Freitag der dreiunddreißigsten Woche nach Pfingsten 2026

23 Januar 2026

Freitag der  33. Woche nach Pfingsten

Tageslesungen

Lesung aus dem ersten Brief des Hl. Apostels Petrus 1,1-2;10-12:

Petrus, Apostel Jesu Christi, an die Auserwählten, die als Fremde in Pontus, Galatien, Kappadozien, der Provinz Asien und Bithynien in der Zerstreuung leben, von Gott, dem Vater, von jeher ausersehen und durch den Geist geheiligt, um Jesus Christus gehorsam zu sein und mit seinem Blut besprengt zu werden. Gnade sei mit euch und Friede in Fülle.

Nach diesem Heil haben die Propheten gesucht und geforscht und sie haben über die Gnade geweissagt, die für euch bestimmt ist.

Sie haben nachgeforscht, auf welche Zeit und welche Umstände der in ihnen wirkende Geist Christi hindeute, der die Leiden Christi und die darauf folgende Herrlichkeit im Voraus bezeugte. Den Propheten wurde offenbart, dass sie damit nicht sich selbst, sondern euch dienten; und jetzt ist euch dies alles von denen verkündet worden, die euch in der Kraft des vom Himmel gesandten Heiligen Geistes das Evangelium gebracht haben. Das alles zu sehen ist sogar das Verlangen der Engel.

Aus dem Hl. Evangelium nach Markus 12,1-12:

Jesus begann zu ihnen in Form von Gleichnissen zu reden. Er sagte: Ein Mann legte einen Weinberg an, zog ringsherum einen Zaun, hob eine Kelter aus und baute einen Turm. Dann verpachtete er den Weinberg an Winzer und reiste in ein anderes Land.

Als nun die Zeit dafür gekommen war, schickte er einen Knecht zu den Winzern, um bei ihnen seinen Anteil an den Früchten des Weinbergs holen zu lassen.

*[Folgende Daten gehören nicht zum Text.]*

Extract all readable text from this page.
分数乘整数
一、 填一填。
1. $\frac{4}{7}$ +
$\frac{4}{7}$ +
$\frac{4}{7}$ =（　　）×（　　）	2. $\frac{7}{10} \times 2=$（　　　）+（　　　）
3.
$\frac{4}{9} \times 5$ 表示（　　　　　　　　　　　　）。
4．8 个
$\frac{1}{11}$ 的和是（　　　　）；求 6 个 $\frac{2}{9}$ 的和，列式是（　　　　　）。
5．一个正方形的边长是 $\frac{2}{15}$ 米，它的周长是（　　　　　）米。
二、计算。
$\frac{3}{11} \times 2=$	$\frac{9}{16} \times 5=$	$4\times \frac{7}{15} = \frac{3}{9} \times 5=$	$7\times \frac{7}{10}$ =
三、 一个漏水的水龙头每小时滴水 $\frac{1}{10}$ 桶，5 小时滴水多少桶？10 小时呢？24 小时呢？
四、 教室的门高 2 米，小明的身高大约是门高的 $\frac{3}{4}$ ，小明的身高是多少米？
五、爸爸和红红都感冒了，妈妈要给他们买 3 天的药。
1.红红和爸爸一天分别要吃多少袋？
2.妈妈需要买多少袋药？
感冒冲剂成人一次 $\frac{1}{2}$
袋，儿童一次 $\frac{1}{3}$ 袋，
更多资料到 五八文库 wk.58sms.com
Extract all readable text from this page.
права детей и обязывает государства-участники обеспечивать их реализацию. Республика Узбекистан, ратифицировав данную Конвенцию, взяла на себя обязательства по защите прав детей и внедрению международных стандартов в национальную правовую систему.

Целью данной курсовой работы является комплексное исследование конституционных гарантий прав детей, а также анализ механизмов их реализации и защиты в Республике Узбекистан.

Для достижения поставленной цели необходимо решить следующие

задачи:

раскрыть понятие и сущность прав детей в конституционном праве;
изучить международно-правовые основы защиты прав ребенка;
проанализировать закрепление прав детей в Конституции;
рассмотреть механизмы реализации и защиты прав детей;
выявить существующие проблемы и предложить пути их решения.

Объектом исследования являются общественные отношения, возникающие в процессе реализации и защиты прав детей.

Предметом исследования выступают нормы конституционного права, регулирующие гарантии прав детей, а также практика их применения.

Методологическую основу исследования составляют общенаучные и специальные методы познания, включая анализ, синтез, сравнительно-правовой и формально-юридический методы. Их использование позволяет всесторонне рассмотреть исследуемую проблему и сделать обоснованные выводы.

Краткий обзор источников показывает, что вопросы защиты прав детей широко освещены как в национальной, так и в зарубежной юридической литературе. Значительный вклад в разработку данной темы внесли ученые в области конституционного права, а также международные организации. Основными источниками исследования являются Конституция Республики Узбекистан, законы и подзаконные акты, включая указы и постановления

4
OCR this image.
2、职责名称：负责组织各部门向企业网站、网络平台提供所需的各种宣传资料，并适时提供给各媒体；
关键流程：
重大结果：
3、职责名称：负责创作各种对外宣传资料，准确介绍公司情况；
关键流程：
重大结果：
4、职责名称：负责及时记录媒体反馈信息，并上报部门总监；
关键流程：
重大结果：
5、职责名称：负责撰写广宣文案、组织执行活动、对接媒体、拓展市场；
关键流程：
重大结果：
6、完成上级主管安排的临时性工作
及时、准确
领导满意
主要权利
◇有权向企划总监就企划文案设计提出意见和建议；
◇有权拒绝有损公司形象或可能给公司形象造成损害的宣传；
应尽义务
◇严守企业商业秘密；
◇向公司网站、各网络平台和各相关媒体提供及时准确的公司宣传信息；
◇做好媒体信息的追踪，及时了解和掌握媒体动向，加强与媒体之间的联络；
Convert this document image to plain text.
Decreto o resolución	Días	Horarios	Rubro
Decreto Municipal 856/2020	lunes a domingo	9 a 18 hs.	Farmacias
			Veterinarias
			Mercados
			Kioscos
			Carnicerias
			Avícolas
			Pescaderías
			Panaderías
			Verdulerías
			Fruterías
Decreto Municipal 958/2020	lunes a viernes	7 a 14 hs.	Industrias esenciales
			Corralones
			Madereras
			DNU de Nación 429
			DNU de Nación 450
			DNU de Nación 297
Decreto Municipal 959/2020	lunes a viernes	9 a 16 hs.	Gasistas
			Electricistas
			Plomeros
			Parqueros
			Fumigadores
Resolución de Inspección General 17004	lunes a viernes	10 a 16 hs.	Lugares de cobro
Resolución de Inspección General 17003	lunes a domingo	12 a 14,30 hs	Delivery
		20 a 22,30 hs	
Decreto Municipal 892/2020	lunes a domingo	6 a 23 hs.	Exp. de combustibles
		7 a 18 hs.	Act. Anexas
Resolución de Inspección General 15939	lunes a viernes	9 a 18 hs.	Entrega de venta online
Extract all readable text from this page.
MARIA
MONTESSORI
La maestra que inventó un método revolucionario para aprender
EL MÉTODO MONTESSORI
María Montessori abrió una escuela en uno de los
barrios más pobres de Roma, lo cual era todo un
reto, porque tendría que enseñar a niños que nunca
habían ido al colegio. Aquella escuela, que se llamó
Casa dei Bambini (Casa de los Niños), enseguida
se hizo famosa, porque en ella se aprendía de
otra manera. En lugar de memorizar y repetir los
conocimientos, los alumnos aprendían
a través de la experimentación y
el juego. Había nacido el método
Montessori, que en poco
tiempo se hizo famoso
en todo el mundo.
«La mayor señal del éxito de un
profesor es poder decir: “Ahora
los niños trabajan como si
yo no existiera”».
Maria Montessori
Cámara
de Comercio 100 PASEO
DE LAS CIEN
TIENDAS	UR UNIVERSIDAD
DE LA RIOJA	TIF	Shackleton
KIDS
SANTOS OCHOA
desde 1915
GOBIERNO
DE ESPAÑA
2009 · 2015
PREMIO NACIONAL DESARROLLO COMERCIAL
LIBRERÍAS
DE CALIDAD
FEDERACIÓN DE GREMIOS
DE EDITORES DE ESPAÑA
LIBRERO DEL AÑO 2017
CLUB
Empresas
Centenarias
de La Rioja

Sie aber packten und prügelten ihn und jagten ihn mit leeren Händen fort. Darauf schickte er einen anderen Knecht zu ihnen; auch ihn misshandelten und beschimpften sie.

Als er einen dritten schickte, brachten sie ihn um. Ähnlich ging es vielen anderen; die einen wurden geprügelt, die andern umgebracht. Schließlich blieb ihm nur noch einer: sein geliebter Sohn. Ihn sandte er als letzten zu ihnen, denn er dachte: Vor meinem Sohn werden sie Achtung haben.

Die Winzer aber sagten zueinander: Das ist der Erbe. Auf, wir wollen ihn töten, dann gehört sein Erbgut uns. Und sie packten ihn und brachten ihn um und warfen ihn aus dem Weinberg hinaus. Was wird nun der Besitzer des Weinbergs tun? Er wird kommen und die Winzer töten und den Weinberg anderen geben.

Habt ihr nicht das Schriftwort gelesen: Der Stein, den die Bauleute verworfen haben, er ist zum Eckstein geworden; das hat der Herr vollbracht, vor unseren Augen geschah dieses Wunder?

Daraufhin hätten sie Jesus gern verhaften lassen; aber sie fürchteten die Menge. Denn sie hatten gemerkt, dass er mit diesem Gleichnis sie meinte. Da ließen sie ihn stehen und gingen weg.

Hl. Feofan, des Klausner

In der Kirche gedenken wir heute des Hl. Feofan, des Klausners.

Troparion, 8. Ton:

Führer der Rechtgläubigkeit, der Frömmigkeit und Reinheit Lehrer,* Asket aus dem Kloster Wyscha, gottweiser Feofan,* du hast mit deinen Schriften das Wort Gottes erklärt* und allen Gläubigen den Weg zum Heil gezeigt.** Bitt’ Christus, unsern Gott, unsere Seelen zu retten.

Kondakion, 4. Ton:

Benannt nach dem Fest der Erscheinung des Herrn,* Heiliger Feofan,* erleuchtest du viele Menschen mit deinen Lehren.* Stehst du nun mit den Engeln vor dem Thron der Heiligen Dreieinigkeit.** Bete unaufhörlich für uns alle!